As we’ve mentioned before, our schedule of educational programming includes 9 tracks of themed content from across the spectrum of what writers need to know and want to celebrate. Our Genre offerings for this year take up two of those tracks: one for beginners and novices, the other for intermediate and professional writers. And the lineup, if we do say so ourselves, is excellent.
It doesn’t matter what kind of book you write, it won’t be a great book if you don’t know the basics of your craft. Thinking otherwise is like believing you can build a good house without knowing basic carpentry. Whether you need to learn the very basics, or you’re looking to polish a few blemished pages of your fourteenth manuscript, our faculty has just the thing you need.
Willamette Writers Conference stalwarts Larry Brooks and Eric Witchey will teach classes at both levels. Larry offers his world-class insight on the larger structure of your writing, with Eric showing you how he works his magic with individual scenes.
Famed and familiar fantasy writer Kay Kenyon will offer help at the center with presentations on “The Glorious Middle,” and stellar author of page and screen Steven Barnes discusses how to apply the structure of story to creating the story with “Lifewriting for Writers.”
You’ll also find offerings for solving some of the stickiest challenges for writers of every stripe. Alaya Dawn Johnson, bestselling author of the Zephyr Hollis novels among many others, teaches us about mastering timeline shifts, and the necessary abandonment of your favorite characters and themes. Marilyn Atlas will guide you through “Navigating Emotional Corridors” while urban fantasy giant Craig English helps you build a character readers can’t help but love (or hate), and on the process of successful co-authoring. Carolyn Wright, Pacific Northwest poet extraordinaire, will lead a workshop on using verse to inform your writing and make it sing.
Our very own Cynthia Whitcomb and Debby Dodds are also taking the stage. Cynthia will be teaching a class on dialogue for screenwriters and novelists, while Debby offers advice of bringing humor to comedic and serious novels alike.
You want panels? We got your panels right here: a strong lineup with multiple voices from top professionals in the field.
Our genre track panels start with “Write the Perfect Query Letter,” an eponymous panel where agents from all over North America teach you how to not let your letter writing get in the way of publishing a beautifully writing book. “Help! Solve My Problem” gives you a chance to ask a carefully assembled expert ensemble how to fix the biggest challenges to your writing success. We’ll close Friday with an important discussion of diverse voices in the writing world: what’s been happening, how it’s changing, and what you can do about it as a writer.
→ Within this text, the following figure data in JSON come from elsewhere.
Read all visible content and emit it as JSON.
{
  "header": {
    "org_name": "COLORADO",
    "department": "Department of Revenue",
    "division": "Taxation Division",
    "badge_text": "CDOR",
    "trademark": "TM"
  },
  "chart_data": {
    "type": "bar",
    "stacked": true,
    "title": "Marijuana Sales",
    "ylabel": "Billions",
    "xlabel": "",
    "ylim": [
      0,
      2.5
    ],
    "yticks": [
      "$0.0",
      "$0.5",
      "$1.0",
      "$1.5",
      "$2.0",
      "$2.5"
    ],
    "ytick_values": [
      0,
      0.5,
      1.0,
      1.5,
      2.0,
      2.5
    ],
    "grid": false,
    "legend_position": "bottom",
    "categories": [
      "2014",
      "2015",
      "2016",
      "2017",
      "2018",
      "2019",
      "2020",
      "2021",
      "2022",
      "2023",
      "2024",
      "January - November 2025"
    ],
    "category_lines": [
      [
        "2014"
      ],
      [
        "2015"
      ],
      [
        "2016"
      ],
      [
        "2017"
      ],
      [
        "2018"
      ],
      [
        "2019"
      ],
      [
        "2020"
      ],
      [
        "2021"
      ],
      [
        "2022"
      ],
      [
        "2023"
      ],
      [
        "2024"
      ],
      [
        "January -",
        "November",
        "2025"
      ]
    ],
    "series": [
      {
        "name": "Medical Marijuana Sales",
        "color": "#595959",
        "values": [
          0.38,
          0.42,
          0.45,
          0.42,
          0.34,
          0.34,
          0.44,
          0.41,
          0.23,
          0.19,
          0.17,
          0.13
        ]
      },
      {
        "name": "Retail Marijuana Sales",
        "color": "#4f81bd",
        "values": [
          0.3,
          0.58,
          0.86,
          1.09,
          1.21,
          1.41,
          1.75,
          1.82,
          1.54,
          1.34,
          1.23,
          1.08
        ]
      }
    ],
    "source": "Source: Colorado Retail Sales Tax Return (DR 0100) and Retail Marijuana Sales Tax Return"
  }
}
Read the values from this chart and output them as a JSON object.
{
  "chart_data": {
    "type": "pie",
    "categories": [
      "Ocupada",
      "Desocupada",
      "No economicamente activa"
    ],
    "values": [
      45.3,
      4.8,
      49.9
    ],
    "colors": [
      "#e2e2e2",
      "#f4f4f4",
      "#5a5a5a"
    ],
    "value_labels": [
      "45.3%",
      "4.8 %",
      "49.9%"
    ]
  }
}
Finally, we bring a handful of grizzled writing veterans together for a talk called “Making Mistakes So You Don’t Have To,” where they share the biggest hiccups and pratfalls of their own career.
For the more adult-oriented writers, our Willamette Writers After Dark events Friday night offer advice on violence, sex, and writing difficult characters. Follow this link for more information about those programs.
As always, we’ve assembled a team of agents interested in literary fiction, ready to hear your pitch and maybe represent you.
- Alexander Slater of Trident Media Group
- Angela Rinaldi, President of The Angela Rinaldi Literary Agency
- Annie Hwang from Folio Literary Management
- Jody Rein, a conference repeat offender with editing and agent credentials
- Lisa Abellera of Kimberly Cameron and Associates
- Michelle Brower with Aevitas
- Rachel Letofsky from the Cooke Agency
- Saba Sulaiman of Talcott Notch Literary Services
Each has their own specific “wish list” of types of literary novel, so check their bios to make certain you have a great match.
Finally, many of our presenters have books coming out this year. You’ll find them on our bookstore stage for more intimate interviews and talks, along with a chance for a quick visit.
The fundamentals can be boring, but they never have to be. The team of teachers we’ve brought out this year will make learning them both interesting and inspiring.